A woman accused of adultery is brought before Jesus. The religious authorities see this as an opportunity to ensnare Jesus in a trap. The Mosaic law, they say, mandates that the woman be stoned to death. So, they ask Jesus, what do you say?
They think they have Jesus stuck between showing the woman mercy, thus violating the law, and following their interpretation of the law, thus contradicting his own teachings. Jesus responds by writing something in the sand in front of him.
We don’t know what he wrote. A search for what Biblical scholars theorize Jesus wrote offers up just that: theories. The very fact that Jesus wrote in the sand guaranteed that whatever the message was had no permanence beyond what someone in the crowd would have remembered and passed on to others—which there is no evicdence that anyone did.
We only know the impact of that drawing in the sand and what Jesus said afterward: “Let he who is without sin cast the first stone.” For one thing, Jesus knew that the authorities were giving him a false choice. Adultery is not an act that a woman can commit alone. But no man was presented to share the penalty for the crime. But Jesus was also making a larger point: It’s not just that we are all sinners individually, but we collectively create the conditions that lead people into behaviors that we are quick to condemn. I’m thinking of how we’ve locked up young Black men for decades because they choose to make large sums of money selling illicit drugs—a choice we help set up by marketing to young people expensive consumer goods they can’t afford with the meager wages they can get from honest work. Add to that the market for drugs we create because we as a society do too little to help people cope in better ways with the mental and spiritual stresses of living in the midst of poverty, racism, violence, and marginalization.

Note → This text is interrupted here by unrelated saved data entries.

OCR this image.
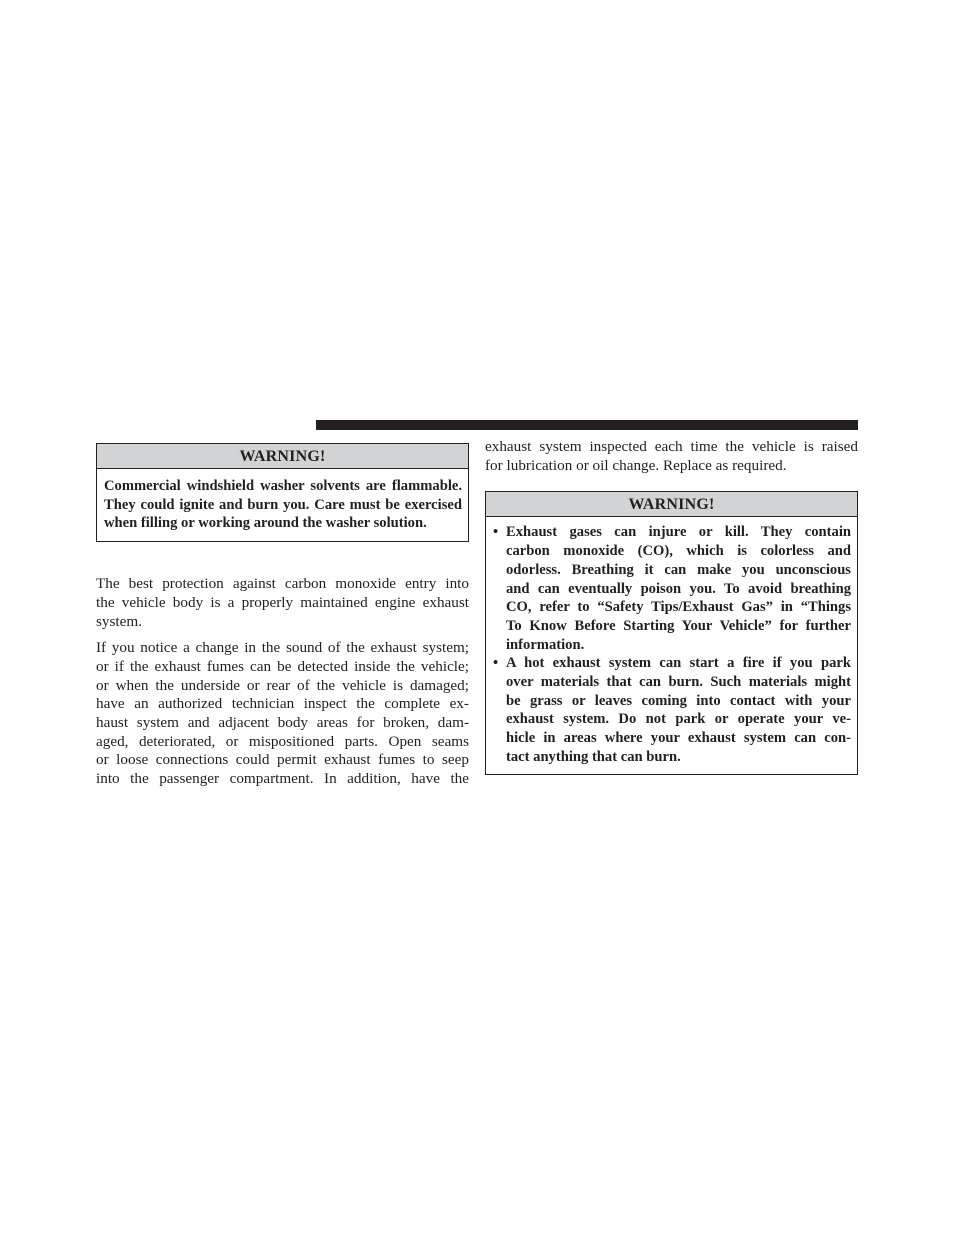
WARNING!
Commercial windshield washer solvents are flammable.
They could ignite and burn you. Care must be exercised
when filling or working around the washer solution.
The best protection against carbon monoxide entry into
the vehicle body is a properly maintained engine exhaust
system.
If you notice a change in the sound of the exhaust system;
or if the exhaust fumes can be detected inside the vehicle;
or when the underside or rear of the vehicle is damaged;
have an authorized technician inspect the complete ex-
haust system and adjacent body areas for broken, dam-
aged, deteriorated, or mispositioned parts. Open seams
or loose connections could permit exhaust fumes to seep
into the passenger compartment. In addition, have the
exhaust system inspected each time the vehicle is raised
for lubrication or oil change. Replace as required.
WARNING!
• Exhaust gases can injure or kill. They contain
carbon monoxide (CO), which is colorless and
odorless. Breathing it can make you unconscious
and can eventually poison you. To avoid breathing
CO, refer to “Safety Tips/Exhaust Gas” in “Things
To Know Before Starting Your Vehicle” for further
information.
• A hot exhaust system can start a fire if you park
over materials that can burn. Such materials might
be grass or leaves coming into contact with your
exhaust system. Do not park or operate your ve-
hicle in areas where your exhaust system can con-
tact anything that can burn.
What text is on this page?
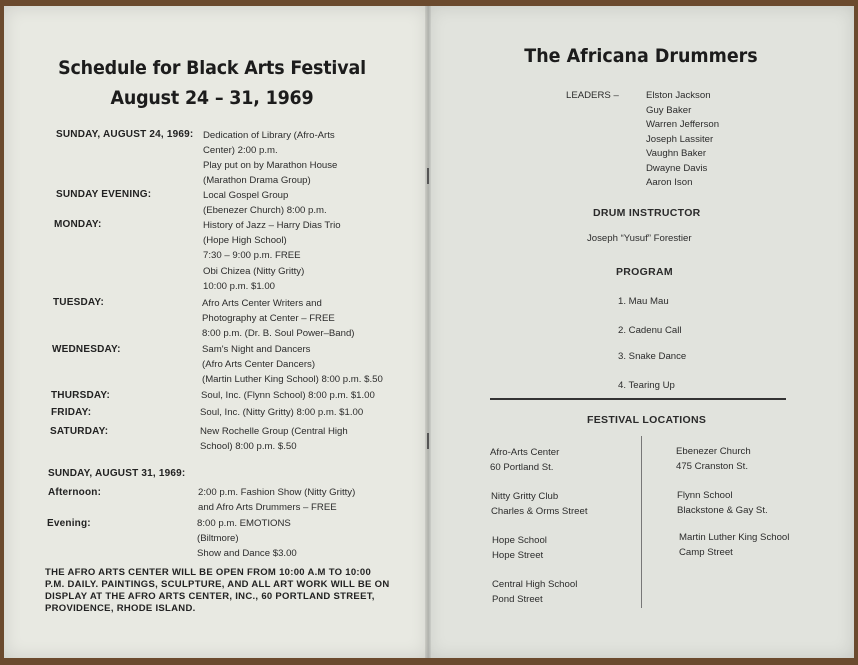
Schedule for Black Arts Festival
August 24 – 31, 1969
SUNDAY, AUGUST 24, 1969: Dedication of Library (Afro-Arts
Center) 2:00 p.m.
Play put on by Marathon House
(Marathon Drama Group)
SUNDAY EVENING:	Local Gospel Group
(Ebenezer Church) 8:00 p.m.
MONDAY:	History of Jazz – Harry Dias Trio
(Hope High School)
7:30 – 9:00 p.m. FREE
Obi Chizea (Nitty Gritty)
10:00 p.m. $1.00
TUESDAY:	Afro Arts Center Writers and
Photography at Center – FREE
8:00 p.m. (Dr. B. Soul Power–Band)
WEDNESDAY:	Sam's Night and Dancers
(Afro Arts Center Dancers)
(Martin Luther King School) 8:00 p.m. $.50
THURSDAY:	Soul, Inc. (Flynn School) 8:00 p.m. $1.00
FRIDAY:	Soul, Inc. (Nitty Gritty) 8:00 p.m. $1.00
SATURDAY:	New Rochelle Group (Central High
School) 8:00 p.m. $.50
SUNDAY, AUGUST 31, 1969:
Afternoon:	2:00 p.m. Fashion Show (Nitty Gritty)
and Afro Arts Drummers – FREE
Evening:	8:00 p.m. EMOTIONS
(Biltmore)
Show and Dance $3.00
THE AFRO ARTS CENTER WILL BE OPEN FROM 10:00 A.M TO 10:00 P.M. DAILY. PAINTINGS, SCULPTURE, AND ALL ART WORK WILL BE ON DISPLAY AT THE AFRO ARTS CENTER, INC., 60 PORTLAND STREET, PROVIDENCE, RHODE ISLAND.
The Africana Drummers
LEADERS –	Elston Jackson
Guy Baker
Warren Jefferson
Joseph Lassiter
Vaughn Baker
Dwayne Davis
Aaron Ison
DRUM INSTRUCTOR
Joseph “Yusuf” Forestier
PROGRAM
1. Mau Mau
2. Cadenu Call
3. Snake Dance
4. Tearing Up
FESTIVAL LOCATIONS
Afro-Arts Center
60 Portland St.
Nitty Gritty Club
Charles & Orms Street
Hope School
Hope Street
Central High School
Pond Street
Ebenezer Church
475 Cranston St.
Flynn School
Blackstone & Gay St.
Martin Luther King School
Camp Street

So who gets to throw the first stone when we are either active participants or passive collaborators in a sinful system? When Jesus confronts us with this, we all have to put down our stones and walk away. Then, when we stand alone with Jesus, face to face, one on one, Jesus asks us where our accusers are. Our accusers having been disarmed and dispatched, Jesus tells us that the charges have been dropped and we can begin anew.